Britney Spears, flying backpacks, and a teaching moment.

It looks like my six year old is taking after his father... letting his mouth get him into trouble.

Friday, Ryan came home with his big brother, crying. He runs upstairs to his room. We asked his older brother Jason what was wrong. Jason told us that he got into a fight.

A fight?!

We've worked hard to teach our kids that problems are usually NEVER solved with violence.

So I go upstairs, and had to use a dime to unlock his door. I enter the room to a weeping six year old sitting in the corner. I kneel down next to him and ask him why he's crying. It was immediately clear that he didn't really want to share all the details of his ordeal.

Ryan, did you get into a fight?

Through snot and tears, he manages a weak "ya..."

I wipe a couple tears aside, and leave the other stuff alone.

What happened?

"I don't want to say."

Did you start the fight?

"sorta"

What happened?

"I don't want to say, Dad!"

At that point Ryan crawls under his bed hoping it will suck him into some different fantasy world where there aren't parents around to ask probing questions.

I lie down on the floor next to the bed and pull up his bedspread. Both our heads are lying flat on the carpet and I say, "Ryan, I'm not leaving. You need to tell me what happened."

"Fine!," he concedes.

I ask him why he started a fight. In his own little Ryan way he says. "Dad, ok, dad.. ok here's what happened. I was standing next to Dalton by the playground and I said something to him."

"Ryan, what did you say to Dalton?"

"I called him Britney Spears." At this confession, a slight hint of laughter escaped Ryan's mouth. Though still upset about getting beat up, he was still a little proud of himself for, and saw the humor in, calling a fellow classmate Britney Spears.

"And he didn't like it?"

"No. He just started swinging his backpack, and then there were two more kids and their backpacks...." At this point his trembling voice started to trail off.

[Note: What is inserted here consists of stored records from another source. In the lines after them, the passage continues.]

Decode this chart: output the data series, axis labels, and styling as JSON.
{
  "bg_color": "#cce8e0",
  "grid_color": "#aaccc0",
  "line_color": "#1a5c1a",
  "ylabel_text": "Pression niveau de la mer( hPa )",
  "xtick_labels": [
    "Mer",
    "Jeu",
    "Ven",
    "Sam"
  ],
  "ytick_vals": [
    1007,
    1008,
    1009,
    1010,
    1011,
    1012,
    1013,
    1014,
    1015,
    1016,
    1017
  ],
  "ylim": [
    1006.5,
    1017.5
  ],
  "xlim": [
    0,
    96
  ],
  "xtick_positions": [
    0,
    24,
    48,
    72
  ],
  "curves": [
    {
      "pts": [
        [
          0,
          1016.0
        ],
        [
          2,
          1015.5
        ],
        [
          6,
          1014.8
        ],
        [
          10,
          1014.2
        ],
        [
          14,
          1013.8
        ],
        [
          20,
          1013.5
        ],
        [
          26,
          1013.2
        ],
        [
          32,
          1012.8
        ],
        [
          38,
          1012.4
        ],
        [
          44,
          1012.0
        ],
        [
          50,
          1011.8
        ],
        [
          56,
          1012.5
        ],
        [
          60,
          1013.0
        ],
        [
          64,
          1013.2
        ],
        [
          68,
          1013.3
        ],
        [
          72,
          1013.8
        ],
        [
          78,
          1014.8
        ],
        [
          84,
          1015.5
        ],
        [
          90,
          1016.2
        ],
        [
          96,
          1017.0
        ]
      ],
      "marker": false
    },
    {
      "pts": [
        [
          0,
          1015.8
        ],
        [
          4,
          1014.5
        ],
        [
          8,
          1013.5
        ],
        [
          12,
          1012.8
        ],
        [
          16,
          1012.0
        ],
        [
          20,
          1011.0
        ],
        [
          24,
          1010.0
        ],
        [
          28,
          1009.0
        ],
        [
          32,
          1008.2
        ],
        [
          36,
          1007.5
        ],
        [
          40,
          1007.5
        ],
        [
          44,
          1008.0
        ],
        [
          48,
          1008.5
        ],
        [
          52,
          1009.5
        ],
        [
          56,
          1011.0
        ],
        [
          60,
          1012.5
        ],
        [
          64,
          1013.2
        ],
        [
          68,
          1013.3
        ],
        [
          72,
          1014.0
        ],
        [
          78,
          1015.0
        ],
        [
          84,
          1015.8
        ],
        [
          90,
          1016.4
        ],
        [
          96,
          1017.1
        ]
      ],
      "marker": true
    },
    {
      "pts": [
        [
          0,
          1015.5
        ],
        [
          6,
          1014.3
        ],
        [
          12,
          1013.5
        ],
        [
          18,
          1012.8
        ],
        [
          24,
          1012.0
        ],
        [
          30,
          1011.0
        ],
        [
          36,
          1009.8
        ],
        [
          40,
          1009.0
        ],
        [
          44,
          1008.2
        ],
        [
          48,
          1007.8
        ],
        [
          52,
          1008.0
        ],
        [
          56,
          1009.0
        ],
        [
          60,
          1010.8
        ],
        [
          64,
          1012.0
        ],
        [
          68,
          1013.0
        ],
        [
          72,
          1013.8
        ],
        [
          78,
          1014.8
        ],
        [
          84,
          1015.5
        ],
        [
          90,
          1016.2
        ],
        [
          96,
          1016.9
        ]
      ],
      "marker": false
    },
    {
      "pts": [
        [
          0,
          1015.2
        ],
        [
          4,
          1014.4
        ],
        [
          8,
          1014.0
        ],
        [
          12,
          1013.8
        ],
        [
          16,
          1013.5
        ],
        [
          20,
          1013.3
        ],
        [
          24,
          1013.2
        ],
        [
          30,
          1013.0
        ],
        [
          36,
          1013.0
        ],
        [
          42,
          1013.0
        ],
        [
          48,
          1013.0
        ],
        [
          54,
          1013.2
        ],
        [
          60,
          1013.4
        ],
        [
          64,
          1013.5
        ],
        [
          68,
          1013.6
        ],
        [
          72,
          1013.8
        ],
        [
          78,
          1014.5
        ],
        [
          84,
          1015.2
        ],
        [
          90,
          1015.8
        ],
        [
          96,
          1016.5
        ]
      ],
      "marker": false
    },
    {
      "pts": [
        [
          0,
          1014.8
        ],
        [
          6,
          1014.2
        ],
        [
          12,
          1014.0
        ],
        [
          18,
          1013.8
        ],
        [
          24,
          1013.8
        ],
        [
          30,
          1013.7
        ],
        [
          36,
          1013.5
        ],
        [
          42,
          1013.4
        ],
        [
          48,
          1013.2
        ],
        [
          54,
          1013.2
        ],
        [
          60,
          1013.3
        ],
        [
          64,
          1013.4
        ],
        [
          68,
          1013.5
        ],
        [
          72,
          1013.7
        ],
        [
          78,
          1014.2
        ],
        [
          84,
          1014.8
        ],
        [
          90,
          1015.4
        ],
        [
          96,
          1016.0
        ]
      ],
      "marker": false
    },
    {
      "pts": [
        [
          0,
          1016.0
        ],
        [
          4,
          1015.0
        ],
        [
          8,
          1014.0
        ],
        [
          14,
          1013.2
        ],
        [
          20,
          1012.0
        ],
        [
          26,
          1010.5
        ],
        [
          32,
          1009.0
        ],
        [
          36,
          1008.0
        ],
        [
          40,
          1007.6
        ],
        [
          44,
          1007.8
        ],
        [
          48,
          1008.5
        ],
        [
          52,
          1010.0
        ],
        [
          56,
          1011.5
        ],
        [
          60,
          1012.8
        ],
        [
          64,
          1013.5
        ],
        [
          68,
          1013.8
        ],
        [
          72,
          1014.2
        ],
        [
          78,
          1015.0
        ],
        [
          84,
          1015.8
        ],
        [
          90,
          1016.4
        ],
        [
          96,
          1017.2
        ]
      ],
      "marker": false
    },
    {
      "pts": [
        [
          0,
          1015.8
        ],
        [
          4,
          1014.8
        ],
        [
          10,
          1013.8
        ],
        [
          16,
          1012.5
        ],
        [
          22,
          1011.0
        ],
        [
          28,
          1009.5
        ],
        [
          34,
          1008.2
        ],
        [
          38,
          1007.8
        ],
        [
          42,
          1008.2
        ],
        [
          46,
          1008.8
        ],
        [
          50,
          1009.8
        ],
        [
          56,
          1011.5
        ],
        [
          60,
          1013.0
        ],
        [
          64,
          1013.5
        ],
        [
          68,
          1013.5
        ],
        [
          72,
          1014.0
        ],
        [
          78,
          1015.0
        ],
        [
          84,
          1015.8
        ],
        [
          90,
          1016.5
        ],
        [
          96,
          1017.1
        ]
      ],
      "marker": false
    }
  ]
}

I turned my head aside, knowing that if he saw me trying not to laugh it would upset him more.

I saw this image in my head of my little six year old, who's smaller than most of his fellow first-graders, calling one of them Britney Spears -- which apparently is a big insult these days -- and then the backpacks start flying. Ultimately Ryan fell to the ground, and the offended party apologized and everyone went home.

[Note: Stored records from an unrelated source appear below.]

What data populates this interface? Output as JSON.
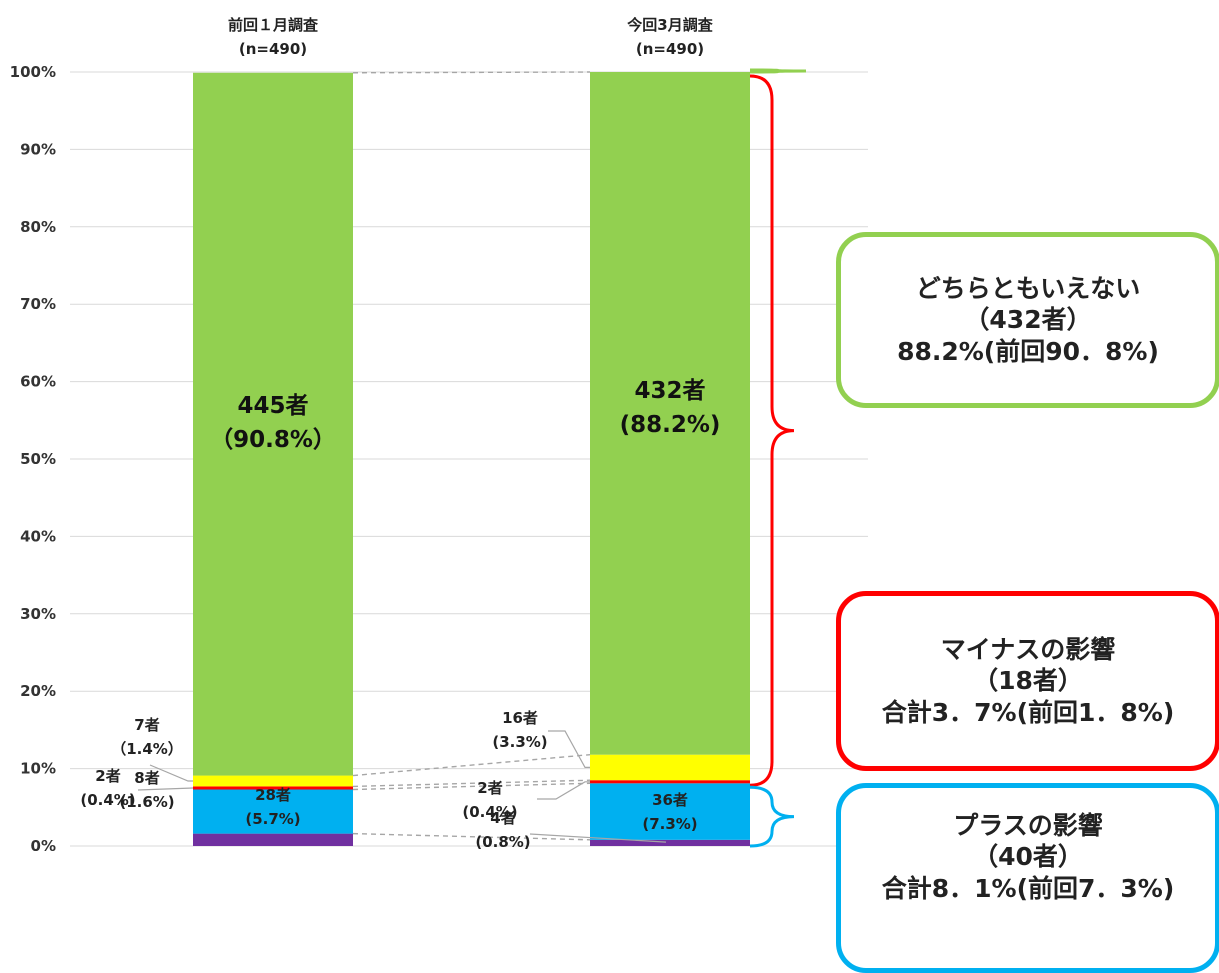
{
  "chart_data": {
    "type": "bar",
    "stacked": true,
    "categories": [
      {
        "line1": "前回１月調査",
        "line2": "(n=490)"
      },
      {
        "line1": "今回3月調査",
        "line2": "(n=490)"
      }
    ],
    "ylim": [
      0,
      100
    ],
    "y_ticks": [
      "0%",
      "10%",
      "20%",
      "30%",
      "40%",
      "50%",
      "60%",
      "70%",
      "80%",
      "90%",
      "100%"
    ],
    "grid": true,
    "series": [
      {
        "color": "#7030A0",
        "values": [
          1.6,
          0.8
        ],
        "labels": [
          [
            "8者",
            "(1.6%)"
          ],
          [
            "4者",
            "(0.8%)"
          ]
        ]
      },
      {
        "color": "#00B0F0",
        "values": [
          5.7,
          7.3
        ],
        "labels": [
          [
            "28者",
            "(5.7%)"
          ],
          [
            "36者",
            "(7.3%)"
          ]
        ]
      },
      {
        "color": "#FF0000",
        "values": [
          0.4,
          0.4
        ],
        "labels": [
          [
            "2者",
            "(0.4%)"
          ],
          [
            "2者",
            "(0.4%)"
          ]
        ]
      },
      {
        "color": "#FFFF00",
        "values": [
          1.4,
          3.3
        ],
        "labels": [
          [
            "7者",
            "（1.4%）"
          ],
          [
            "16者",
            "(3.3%)"
          ]
        ]
      },
      {
        "color": "#92D050",
        "values": [
          90.8,
          88.2
        ],
        "labels": [
          [
            "445者",
            "（90.8%）"
          ],
          [
            "432者",
            "(88.2%)"
          ]
        ]
      }
    ],
    "annotations": [
      {
        "lines": [
          "どちらともいえない",
          "（432者）",
          "88.2%(前回90．8%)"
        ],
        "color": "#92D050"
      },
      {
        "lines": [
          "マイナスの影響",
          "（18者）",
          "合計3．7%(前回1．8%)"
        ],
        "color": "#FF0000"
      },
      {
        "lines": [
          "プラスの影響",
          "（40者）",
          "合計8．1%(前回7．3%)"
        ],
        "color": "#00B0F0"
      }
    ]
  }
}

As I asked Ryan a couple more questions about the backpack melee, he decided that he was done talking, having regurgitated enough of his drama and promptly announced, "I have no further information for you at this time."

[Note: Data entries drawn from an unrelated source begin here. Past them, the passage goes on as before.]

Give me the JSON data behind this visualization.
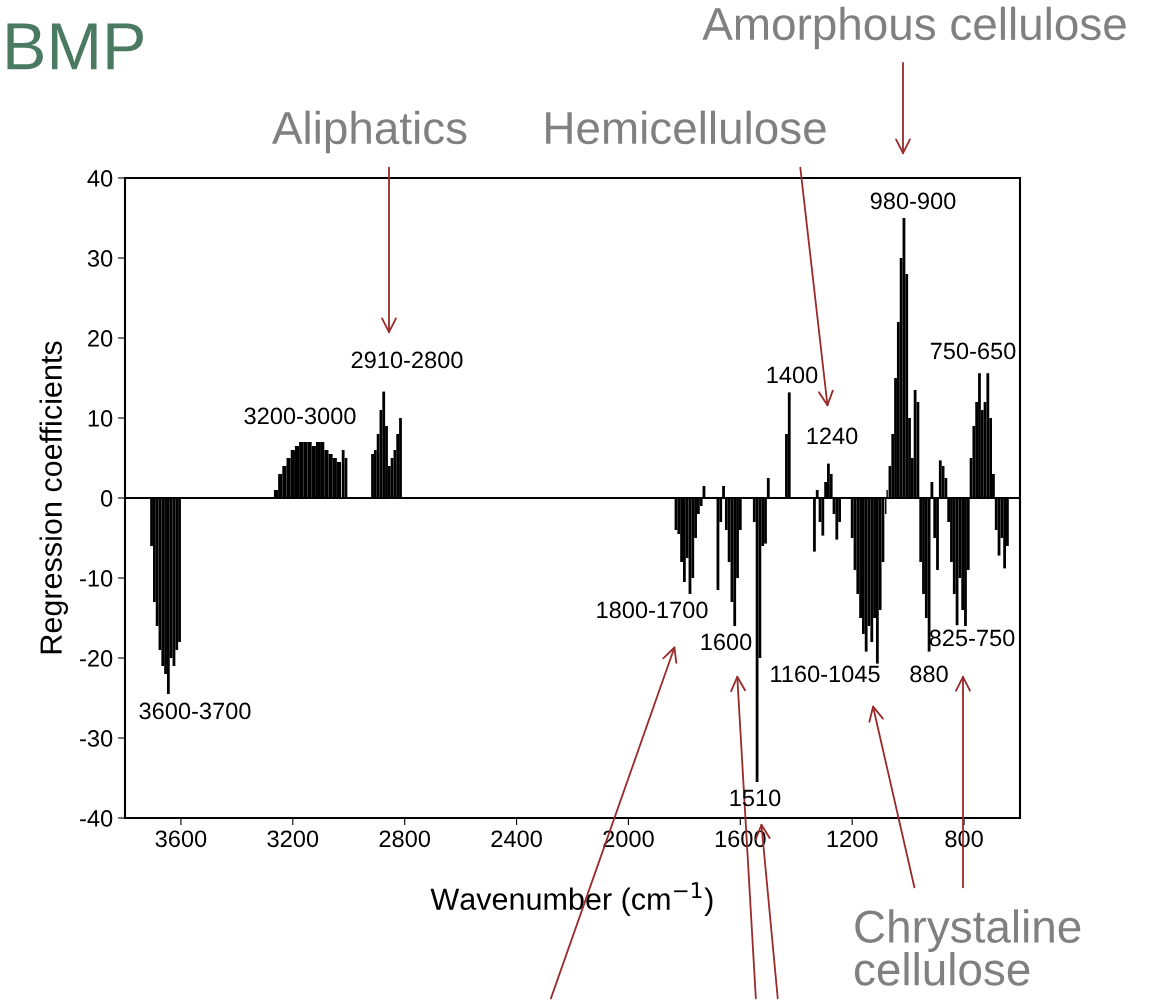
{
  "chart_data": {
    "type": "bar",
    "title": "BMP",
    "xlabel": "Wavenumber (cm$^{−1}$)",
    "ylabel": "Regression coefficients",
    "x": [
      3705,
      3695,
      3685,
      3675,
      3665,
      3655,
      3645,
      3635,
      3625,
      3615,
      3605,
      3260,
      3245,
      3230,
      3215,
      3200,
      3185,
      3170,
      3155,
      3140,
      3125,
      3110,
      3095,
      3080,
      3065,
      3050,
      3035,
      3020,
      3010,
      2915,
      2905,
      2895,
      2885,
      2875,
      2865,
      2855,
      2845,
      2835,
      2825,
      2815,
      1830,
      1820,
      1810,
      1800,
      1790,
      1780,
      1770,
      1760,
      1750,
      1740,
      1730,
      1680,
      1670,
      1660,
      1650,
      1640,
      1630,
      1620,
      1610,
      1600,
      1550,
      1540,
      1530,
      1520,
      1510,
      1500,
      1435,
      1425,
      1335,
      1325,
      1315,
      1305,
      1295,
      1285,
      1275,
      1265,
      1255,
      1245,
      1200,
      1190,
      1180,
      1170,
      1160,
      1150,
      1140,
      1130,
      1120,
      1110,
      1100,
      1090,
      1080,
      1075,
      1065,
      1055,
      1045,
      1035,
      1025,
      1015,
      1005,
      995,
      985,
      975,
      965,
      955,
      945,
      935,
      925,
      915,
      905,
      895,
      885,
      875,
      865,
      855,
      845,
      835,
      825,
      815,
      805,
      795,
      785,
      775,
      765,
      755,
      745,
      735,
      725,
      715,
      705,
      695,
      685,
      675,
      665,
      655,
      645
    ],
    "values": [
      -6,
      -13,
      -16,
      -19,
      -21,
      -22,
      -24.5,
      -20,
      -21,
      -19,
      -18,
      1,
      3,
      4,
      5,
      6,
      6.5,
      7,
      7,
      7,
      6.5,
      7,
      7,
      6,
      5.5,
      5,
      4.5,
      6,
      5,
      5.5,
      6,
      8,
      11,
      13.3,
      9,
      4,
      5,
      6,
      8,
      10,
      -4,
      -4.5,
      -8,
      -10.5,
      -7.5,
      -12,
      -10,
      -5,
      -2,
      -1,
      1.5,
      -11.5,
      -3,
      1.5,
      -4,
      -8,
      -13,
      -16,
      -10,
      -4,
      -3,
      -35.5,
      -20,
      -6,
      -5.7,
      2.5,
      8,
      13.2,
      -6.7,
      1,
      -3,
      -4.7,
      2,
      4.3,
      3,
      -2,
      -5.2,
      -3,
      -5,
      -9,
      -12,
      -15,
      -17,
      -19.2,
      -16,
      -18,
      -15,
      -20.7,
      -14,
      -8,
      -2,
      1,
      4,
      8,
      15,
      22,
      30,
      35,
      28,
      10,
      5,
      13.5,
      12,
      -8,
      -12,
      -15,
      -19.2,
      2,
      -5,
      -9,
      4.7,
      4,
      2.5,
      -3,
      -8,
      -12,
      -15.9,
      -10,
      -14,
      -16,
      -9,
      5,
      9,
      12,
      15.6,
      11,
      12,
      15.6,
      10,
      3,
      -4,
      -7.2,
      -5,
      -8.8,
      -6
    ],
    "color": "#000000",
    "xlim": [
      3800,
      600
    ],
    "xticks": [
      3600,
      3200,
      2800,
      2400,
      2000,
      1600,
      1200,
      800
    ],
    "ylim": [
      -40,
      40
    ],
    "yticks": [
      -40,
      -30,
      -20,
      -10,
      0,
      10,
      20,
      30,
      40
    ],
    "grid": false,
    "ref_lines": [
      {
        "axis": "y",
        "value": 0,
        "color": "#000000"
      }
    ],
    "annotations": [
      "3600-3700",
      "3200-3000",
      "2910-2800",
      "1400",
      "1240",
      "980-900",
      "750-650",
      "1800-1700",
      "1600",
      "1510",
      "1160-1045",
      "880",
      "825-750",
      "Amorphous cellulose",
      "Aliphatics",
      "Hemicellulose",
      "Chrystaline\ncellulose"
    ]
  }
}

With great effort I hold off the laughter, realizing that Ryan will make an incredibly good press secretary one day if he wants to be. Feeling that he'd been through enough, I leave him alone to calm down.

A while later, he's sitting on the toilet and he wants to talk. He's blowing spit bubbles with his mouth. I had found out from his older brother that he actually told Dalton twice that he was Britney Spears, and that Ryan had been warned not to keep saying it.

I had a little talk with Ryan about when to stop teasing, and that we shouldn't call people names.

Though he continued to blow spit bubbles while he sat on the toilet, half naked, his eyes seemed to indicate that he understood. I told that with an apology, he'd have a friendship with Dalton.

(I remember how a shoving or punching match in school was often the best foundation for friendship. I never understood that, and still don't)

I'm trying to teach the lesson to my children that I have not fully learned yet: Your mouth can get you into big trouble. So keep it in check.